2. Include bone broth in your diet
Bone broth supports immune function by promoting the health of your gut and reducing inflammation caused by leaky gut syndrome. The collagen and amino acids found in bone broth help to seal openings in the gut lining and support its integrity.
Collagen is literally the glue that holds our tissues together. These include our bones, muscles, cartilage, tendons, and even our digestive system. Collagen is the most abundant protein in our bodies.
At around age 35 though, our natural collagen stores begin to decrease. The first symptom of this is typically achy joints, sore muscles and poor digestion. Hello, menopause symptoms…
Make sure you consume enough collagen in your diet to improve your gut health, which in turn will boost your immune system.
Alternatively, look for a supplement that contains Type II Chicken collagen, which will provide your body with both glucosamine and chondroitin. Both of these are important components of intestinal mucin, acting as a barrier between gut flora and the intestinal wall, and potentially affecting gut permeability and intestinal immune mediation.
3. Eat foods that are high in Vitamin C
Vitamin C helps with the production of white blood cells. Low levels of vitamin C tend to be linked to poor health outcomes. It also boosts your immune system by providing anti-inflammatory and antioxidant properties.
Studies display that getting enough vitamin C (along with zinc) in your diet may help to reduce the symptoms of respiratory infections and shorten the duration of illnesses like the common cold and bronchitis.
Common food sources that contain adequate amounts of vitamin C include the following: strawberries, leafy green vegetables like baby spinach, citrus fruits, green bell pepper, red bell pepper, broccoli, brussels sprouts, cauliflower and parsley.
Foods rich in Vitamin C are a must in you daily diet.
4. Include ginseng in your diet
The roots, stems and leaves of ginseng have been used for maintaining immune homeostasis and enhancing resistance to illness and infection for centuries. It does so by regulating each type of immune cell, including:
- Natural killer cells
- Dendritic cells
- T cells
- and B Cells.
Ginseng has also been proven to possess antimicrobial compounds that work as a defence mechanism against bacterial and viral infections.
Ginseng can be found at Oriental markets, or else in supplement form at your local drug store.
5. Include ginger in your diet
Although ginger has only recently become popular in the western wellness community, it is well known in the Ayurvedic wellness community for the treatment of a variety of ailments.
It’s believed that ginger helps to break down the accumulation of toxins in our organs due to its warming effects. It’s also known to cleanse the lymphatic system - our network of tissues and organs that help rid the body of toxins, waste and other unwanted materials.

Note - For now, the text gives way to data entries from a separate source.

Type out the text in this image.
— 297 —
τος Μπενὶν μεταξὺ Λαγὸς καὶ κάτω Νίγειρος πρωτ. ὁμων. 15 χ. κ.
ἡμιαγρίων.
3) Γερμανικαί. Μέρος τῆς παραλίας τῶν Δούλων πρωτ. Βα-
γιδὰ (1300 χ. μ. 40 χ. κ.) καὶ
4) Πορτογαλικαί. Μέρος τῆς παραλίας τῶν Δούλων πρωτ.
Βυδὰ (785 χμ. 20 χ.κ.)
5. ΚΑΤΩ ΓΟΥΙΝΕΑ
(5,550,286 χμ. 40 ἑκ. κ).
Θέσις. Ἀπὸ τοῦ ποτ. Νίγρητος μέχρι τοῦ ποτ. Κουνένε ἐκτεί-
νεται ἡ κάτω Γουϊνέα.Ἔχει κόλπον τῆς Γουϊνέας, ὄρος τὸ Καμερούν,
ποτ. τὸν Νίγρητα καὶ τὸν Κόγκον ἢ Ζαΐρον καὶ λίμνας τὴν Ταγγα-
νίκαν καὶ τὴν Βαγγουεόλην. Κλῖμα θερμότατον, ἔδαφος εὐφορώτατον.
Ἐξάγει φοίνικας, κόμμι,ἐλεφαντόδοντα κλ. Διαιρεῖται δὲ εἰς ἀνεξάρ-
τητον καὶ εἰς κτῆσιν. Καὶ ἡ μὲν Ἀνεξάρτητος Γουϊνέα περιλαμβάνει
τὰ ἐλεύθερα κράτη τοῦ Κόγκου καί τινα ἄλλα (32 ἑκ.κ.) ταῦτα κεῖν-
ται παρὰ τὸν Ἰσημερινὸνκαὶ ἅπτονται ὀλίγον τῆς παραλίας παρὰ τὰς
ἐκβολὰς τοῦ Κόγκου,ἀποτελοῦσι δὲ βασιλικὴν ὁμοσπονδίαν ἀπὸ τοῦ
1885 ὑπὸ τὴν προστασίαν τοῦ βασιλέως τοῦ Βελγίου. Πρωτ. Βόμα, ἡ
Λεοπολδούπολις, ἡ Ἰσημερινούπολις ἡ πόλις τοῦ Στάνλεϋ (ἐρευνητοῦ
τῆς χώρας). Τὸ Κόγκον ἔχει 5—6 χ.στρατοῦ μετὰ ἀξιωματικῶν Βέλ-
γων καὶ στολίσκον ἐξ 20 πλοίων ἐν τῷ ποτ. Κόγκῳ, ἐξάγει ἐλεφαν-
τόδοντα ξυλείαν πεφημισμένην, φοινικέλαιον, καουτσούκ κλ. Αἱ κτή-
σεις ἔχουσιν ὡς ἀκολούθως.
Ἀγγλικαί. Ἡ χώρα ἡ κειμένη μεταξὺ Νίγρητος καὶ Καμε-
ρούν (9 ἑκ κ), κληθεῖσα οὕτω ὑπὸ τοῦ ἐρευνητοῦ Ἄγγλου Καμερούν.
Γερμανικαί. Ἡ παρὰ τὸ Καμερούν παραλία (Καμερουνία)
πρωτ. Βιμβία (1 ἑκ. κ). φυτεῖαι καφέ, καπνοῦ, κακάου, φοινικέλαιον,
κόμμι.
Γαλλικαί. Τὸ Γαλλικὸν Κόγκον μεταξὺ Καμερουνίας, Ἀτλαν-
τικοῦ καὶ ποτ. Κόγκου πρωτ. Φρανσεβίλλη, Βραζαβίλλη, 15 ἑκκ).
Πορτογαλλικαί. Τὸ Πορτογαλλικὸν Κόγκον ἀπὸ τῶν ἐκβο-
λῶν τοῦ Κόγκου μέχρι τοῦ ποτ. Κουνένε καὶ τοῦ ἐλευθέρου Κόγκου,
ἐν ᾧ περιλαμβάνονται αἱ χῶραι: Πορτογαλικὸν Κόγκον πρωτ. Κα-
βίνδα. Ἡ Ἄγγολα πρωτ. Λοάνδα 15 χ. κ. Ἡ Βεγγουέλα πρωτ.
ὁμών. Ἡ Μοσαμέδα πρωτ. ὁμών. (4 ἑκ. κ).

Due to its strong anti-inflammatory and antioxidant effects, ginger may boost immune health. What’s more, ginger also has powerful antiviral and antibacterial properties.
Numerous test-tube and animal studies show that ginger extract reduces inflammation in those with conditions like rheumatoid arthritis, inflammatory gut disease, asthma, and certain cancers. Human studies reveal similar results.
One test-tube study found that fresh ginger had antiviral effects against human respiratory syncytial virus (HRSV), which causes respiratory infections, and helped boost immune response against HRSV.
Ginger, either fresh or in a supplement, has great anti-inflammatory and antioxidant properties.
Including these lifestyle and diet changes into your life won’t work overnight to keep you safe from viruses, but it will give your body a helping hand when it needs it.
If you cannot include these food types every day (and get a healthy amount of sleep) at least take a nutritional supplement with these ingredients. All supplements should have a Nutritional Fact Panel to see the ingredients used in them, and although the supplement industry is not a regulated industry here in the United States, a reputable company will be happy to offer you a money back guarantee on their supplements.
Whatever you do, please stay home and stay safe, we are all in this together and we can make it through this.